If we are to speak de mortuis nil nisi bonum, then it behoves us to say nothing much about some dead intellectuals, for about them there is little that was not bad; and if we were to say something good, it would be nothing that is not trivial, such that Sartre liked puppies or that Foucault was known to knit baby-boots (neither of which, I must add, I know to be true).
.....In short, if I were to comply with this exhortation, I should be unable to speak about their ideas, upon which their claimed significance and reputations rest. I should, instead, be confined to trifles. Were they, their works and their reputations to remain forever buried, their names never to be uttered or their words repeated, then I should be happy to comply with this exhortation, to speak nothing (but good) about them, for then there would be nothing to be said about them at all.
.....But this is not the case. Foucault's reputation, for instance, lingers in the halls of academia like the stench of a rotten rat under the floorboards, of which the denizens thereof seem unable or unwilling to rid themselves. The reputations of Lacan and Barthes and numerous others still excite the buzz of academics. And on the centenary of Sartre's birth, there have appeared persons of mean intelligence who think it high time we spoke well of him again, as if we could lessen the smell of a week-old fish-pie by reheating it.
.....For one,
Kevin Jackson in Prospect magazine (found via Arts & Letters Daily) thinks that "For decades, Sartre's reputation has often been more a matter of hearsay, allegation and cliché than of well-founded judgment" (in other words, it is a stink kicked up by unjust and ignorant critics), and that "It is time for us to start reading him properly". If we are serious about finding the source of the smell, however, then we ought to begin by looking under the covers of his shysterwork, Being and Nothingness, in which we read that "a gift is a primitive form of destruction", that smoking is "the symbolic equivalent of destructively appropriating the entire world", and (my favourite) that, "The Being by which Nothingness arrives in the world must nihilate Nothingness in its Being, and even so it still runs the risk of establishing Nothingness as a transcendent in the very heart of immanence unless it nihilates Nothingness in connection with its own being".
.....I opine that reading him properly can reveal much about intellectual impropriety and the fadish pretensions of French intellectuals.
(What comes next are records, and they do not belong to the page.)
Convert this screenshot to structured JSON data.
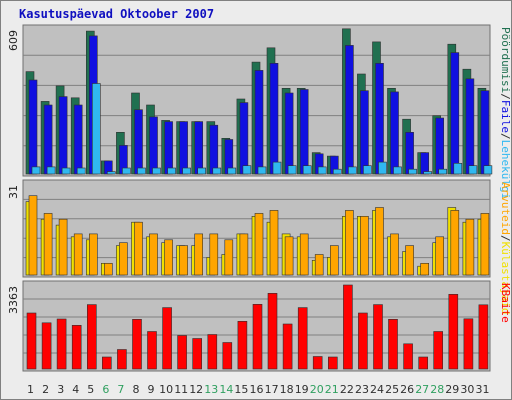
{
  "title": "Kasutuspäevad Oktoober 2007",
  "colors": {
    "plot_bg": "#c0c0c0",
    "grid": "#808080",
    "visits": "#207050",
    "pages": "#1010e0",
    "files": "#30b8f0",
    "visitors": "#ffa500",
    "sites": "#f0e000",
    "kbytes": "#ff0000",
    "weekday_label": "#303030",
    "weekend_label": "#30a060"
  },
  "chart_data": [
    {
      "type": "bar",
      "panel": "top",
      "ymax_label": "609",
      "ylim": [
        0,
        609
      ],
      "categories": [
        "1",
        "2",
        "3",
        "4",
        "5",
        "6",
        "7",
        "8",
        "9",
        "10",
        "11",
        "12",
        "13",
        "14",
        "15",
        "16",
        "17",
        "18",
        "19",
        "20",
        "21",
        "22",
        "23",
        "24",
        "25",
        "26",
        "27",
        "28",
        "29",
        "30",
        "31"
      ],
      "weekend": [
        "6",
        "7",
        "13",
        "14",
        "20",
        "21",
        "27",
        "28"
      ],
      "series": [
        {
          "name": "Pöördumisi",
          "color_key": "visits",
          "values": [
            430,
            305,
            370,
            320,
            600,
            55,
            175,
            340,
            290,
            225,
            220,
            220,
            220,
            150,
            315,
            470,
            530,
            360,
            360,
            90,
            75,
            610,
            420,
            555,
            360,
            230,
            90,
            245,
            545,
            440,
            360
          ]
        },
        {
          "name": "Faile",
          "color_key": "pages",
          "values": [
            395,
            290,
            325,
            290,
            580,
            55,
            120,
            270,
            240,
            220,
            220,
            220,
            205,
            145,
            300,
            435,
            465,
            340,
            355,
            85,
            75,
            540,
            350,
            465,
            345,
            175,
            90,
            235,
            510,
            400,
            350
          ]
        },
        {
          "name": "Lehekülgi",
          "color_key": "files",
          "values": [
            30,
            30,
            25,
            25,
            380,
            10,
            25,
            25,
            25,
            25,
            25,
            25,
            25,
            25,
            35,
            30,
            50,
            35,
            35,
            30,
            20,
            30,
            35,
            50,
            30,
            20,
            10,
            20,
            45,
            35,
            35
          ]
        }
      ],
      "right_legend": [
        "Pöördumisi",
        "/",
        "Faile",
        "/",
        "Lehekülgi"
      ]
    },
    {
      "type": "bar",
      "panel": "middle",
      "ymax_label": "31",
      "ylim": [
        0,
        31
      ],
      "categories": [
        "1",
        "2",
        "3",
        "4",
        "5",
        "6",
        "7",
        "8",
        "9",
        "10",
        "11",
        "12",
        "13",
        "14",
        "15",
        "16",
        "17",
        "18",
        "19",
        "20",
        "21",
        "22",
        "23",
        "24",
        "25",
        "26",
        "27",
        "28",
        "29",
        "30",
        "31"
      ],
      "series": [
        {
          "name": "Külastajaid",
          "color_key": "sites",
          "values": [
            25,
            19,
            17,
            13,
            12,
            4,
            10,
            18,
            13,
            11,
            10,
            10,
            6,
            7,
            14,
            20,
            18,
            14,
            13,
            5,
            6,
            20,
            20,
            22,
            13,
            8,
            3,
            11,
            23,
            18,
            19
          ]
        },
        {
          "name": "Arvuteid",
          "color_key": "visitors",
          "values": [
            27,
            21,
            19,
            14,
            14,
            4,
            11,
            18,
            14,
            12,
            10,
            14,
            14,
            12,
            14,
            21,
            22,
            13,
            14,
            7,
            10,
            22,
            20,
            23,
            14,
            10,
            4,
            13,
            22,
            19,
            21
          ]
        }
      ],
      "right_legend": [
        "Arvuteid",
        "/",
        "Külastajaid"
      ]
    },
    {
      "type": "bar",
      "panel": "bottom",
      "ymax_label": "3363",
      "ylim": [
        0,
        3363
      ],
      "categories": [
        "1",
        "2",
        "3",
        "4",
        "5",
        "6",
        "7",
        "8",
        "9",
        "10",
        "11",
        "12",
        "13",
        "14",
        "15",
        "16",
        "17",
        "18",
        "19",
        "20",
        "21",
        "22",
        "23",
        "24",
        "25",
        "26",
        "27",
        "28",
        "29",
        "30",
        "31"
      ],
      "series": [
        {
          "name": "KBaite",
          "color_key": "kbytes",
          "values": [
            2240,
            1850,
            2000,
            1750,
            2580,
            480,
            780,
            1990,
            1500,
            2460,
            1340,
            1220,
            1380,
            1060,
            1910,
            2590,
            3030,
            1800,
            2460,
            500,
            480,
            3363,
            2240,
            2580,
            1990,
            1010,
            480,
            1500,
            2990,
            2010,
            2570
          ]
        }
      ],
      "right_legend": [
        "KBaite"
      ]
    }
  ]
}
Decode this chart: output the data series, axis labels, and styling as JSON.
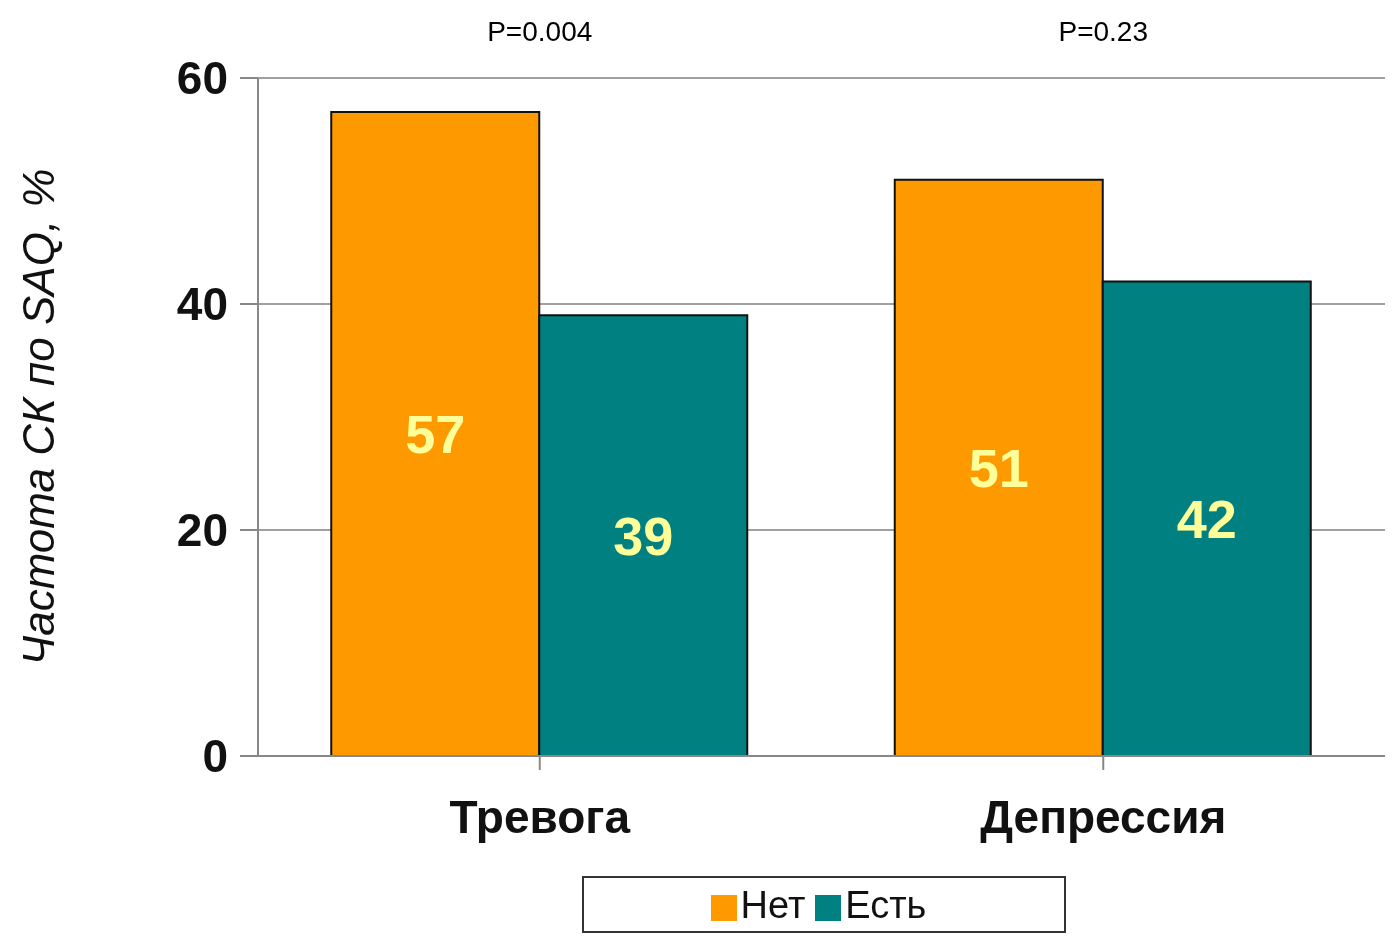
{
  "chart_data": {
    "type": "bar",
    "ylabel": "Частота СК по SAQ, %",
    "categories": [
      "Тревога",
      "Депрессия"
    ],
    "series": [
      {
        "name": "Нет",
        "color": "#ff9900",
        "values": [
          57,
          51
        ]
      },
      {
        "name": "Есть",
        "color": "#008080",
        "values": [
          39,
          42
        ]
      }
    ],
    "ylim": [
      0,
      60
    ],
    "yticks": [
      0,
      20,
      40,
      60
    ],
    "grid": "y",
    "legend": "bottom",
    "data_labels": true,
    "annotations": [
      "P=0.004",
      "P=0.23"
    ]
  }
}
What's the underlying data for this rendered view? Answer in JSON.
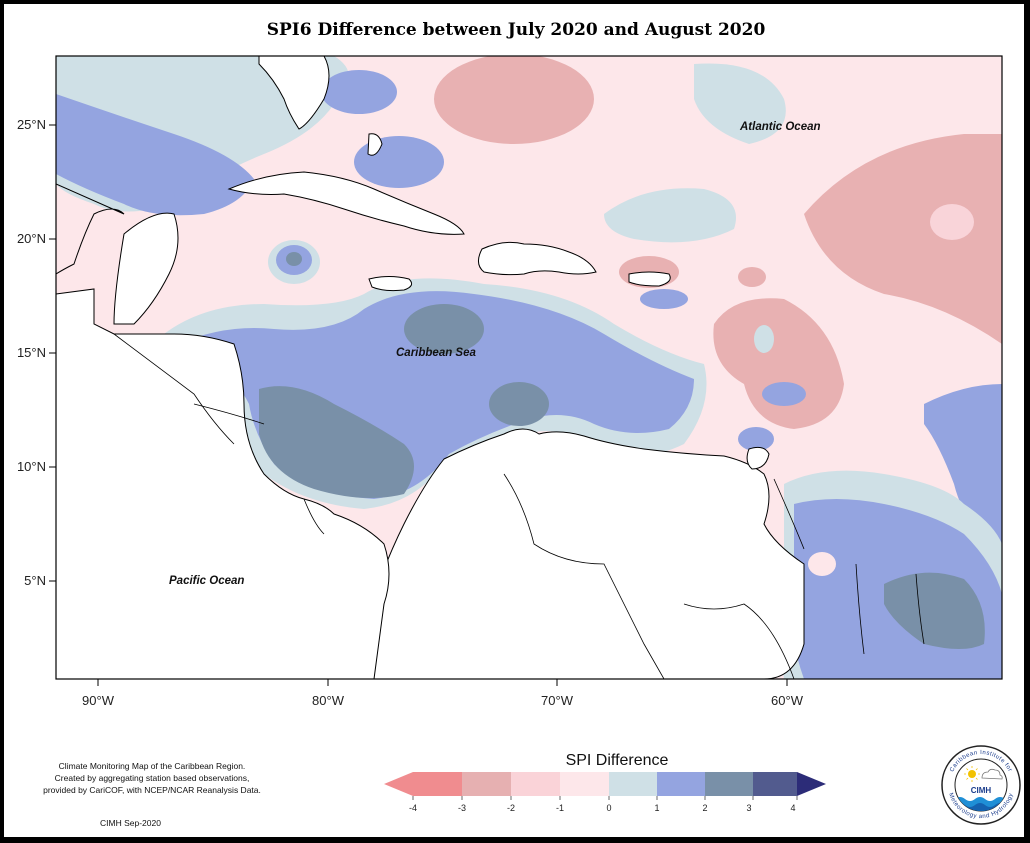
{
  "title": "SPI6 Difference between July 2020 and August 2020",
  "map": {
    "lat_ticks": [
      "25°N",
      "20°N",
      "15°N",
      "10°N",
      "5°N"
    ],
    "lon_ticks": [
      "90°W",
      "80°W",
      "70°W",
      "60°W"
    ],
    "labels": {
      "atlantic": "Atlantic Ocean",
      "caribbean": "Caribbean Sea",
      "pacific": "Pacific Ocean"
    }
  },
  "legend": {
    "title": "SPI Difference",
    "ticks": [
      "-4",
      "-3",
      "-2",
      "-1",
      "0",
      "1",
      "2",
      "3",
      "4"
    ],
    "colors": [
      "#f08c8f",
      "#e6b0b1",
      "#fad3d8",
      "#fde7ea",
      "#cfe0e6",
      "#94a4e0",
      "#7990a8",
      "#525b8e",
      "#2c2c78"
    ]
  },
  "palette": {
    "strong_dry": "#e8b1b2",
    "dry": "#f9d4d9",
    "slight_dry": "#fde7ea",
    "neutral": "#fdf3f4",
    "slight_wet": "#cfe0e6",
    "wet": "#94a4e0",
    "very_wet": "#7990a8"
  },
  "credits": {
    "line1": "Climate Monitoring Map of the Caribbean Region.",
    "line2": "Created by aggregating station based observations,",
    "line3": "provided by CariCOF, with NCEP/NCAR Reanalysis Data.",
    "signature": "CIMH Sep-2020"
  },
  "logo": {
    "name": "CIMH",
    "ring_top": "Caribbean Institute for",
    "ring_bottom": "Meteorology and Hydrology"
  }
}
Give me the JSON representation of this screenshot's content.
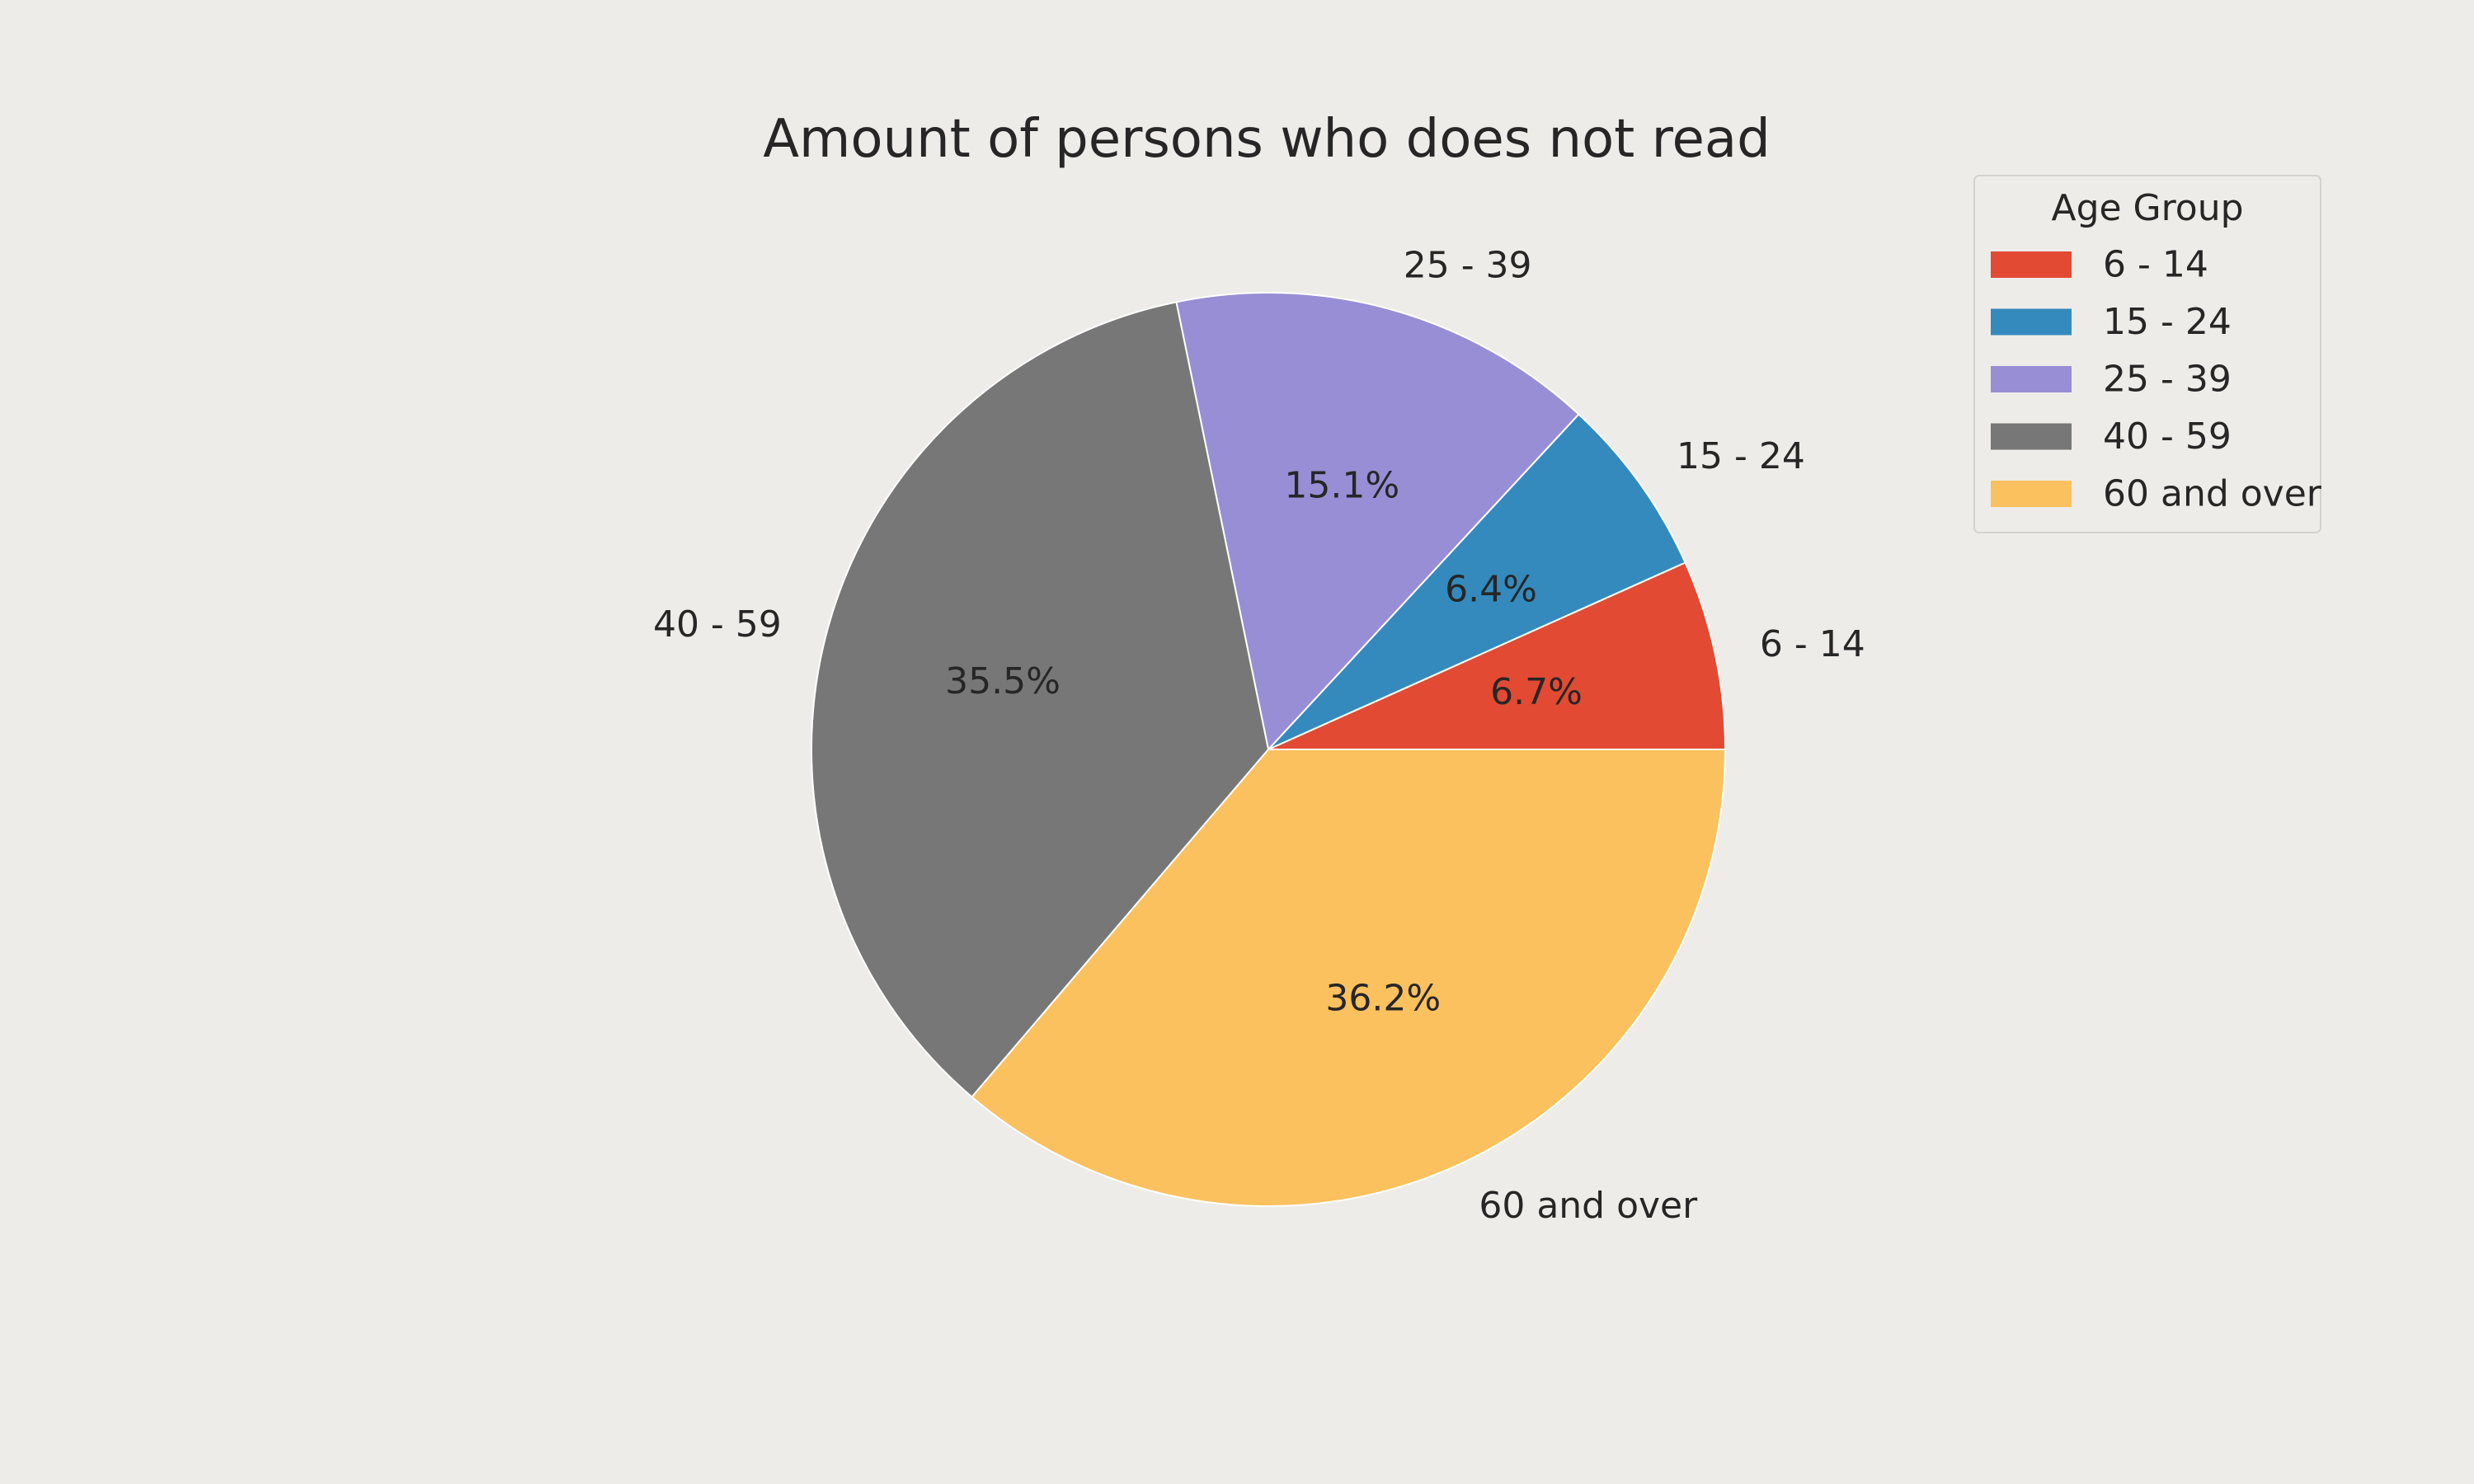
{
  "chart_data": {
    "type": "pie",
    "title": "Amount of persons who does not read",
    "legend": {
      "title": "Age Group",
      "placement": "top-right"
    },
    "slices": [
      {
        "label": "6 - 14",
        "percent": 6.7,
        "display": "6.7%",
        "color": "#e24a33"
      },
      {
        "label": "15 - 24",
        "percent": 6.4,
        "display": "6.4%",
        "color": "#348abd"
      },
      {
        "label": "25 - 39",
        "percent": 15.1,
        "display": "15.1%",
        "color": "#988ed5"
      },
      {
        "label": "40 - 59",
        "percent": 35.5,
        "display": "35.5%",
        "color": "#777777"
      },
      {
        "label": "60 and over",
        "percent": 36.2,
        "display": "36.2%",
        "color": "#fbc15e"
      }
    ],
    "start_angle_deg": 0,
    "direction": "counterclockwise"
  }
}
.....There are few more disagreeable sights than the digging-out of an intellectual fad long after it was buried quietly in embarrassment. At least a new fad has the appeal of its freshness, something to which our blusterers, full of the joys of idiocy, are drawn. In its old age, however, a fad comes to take on the appearance of its innermost character. It begins to look absurd, because it has always been absurd; it begins to look flighty, because it has always been flighty; it comes to look farcical and foolish and idle because it has always been those things.

In the spirit of charity, I believe Sartre best forgotten.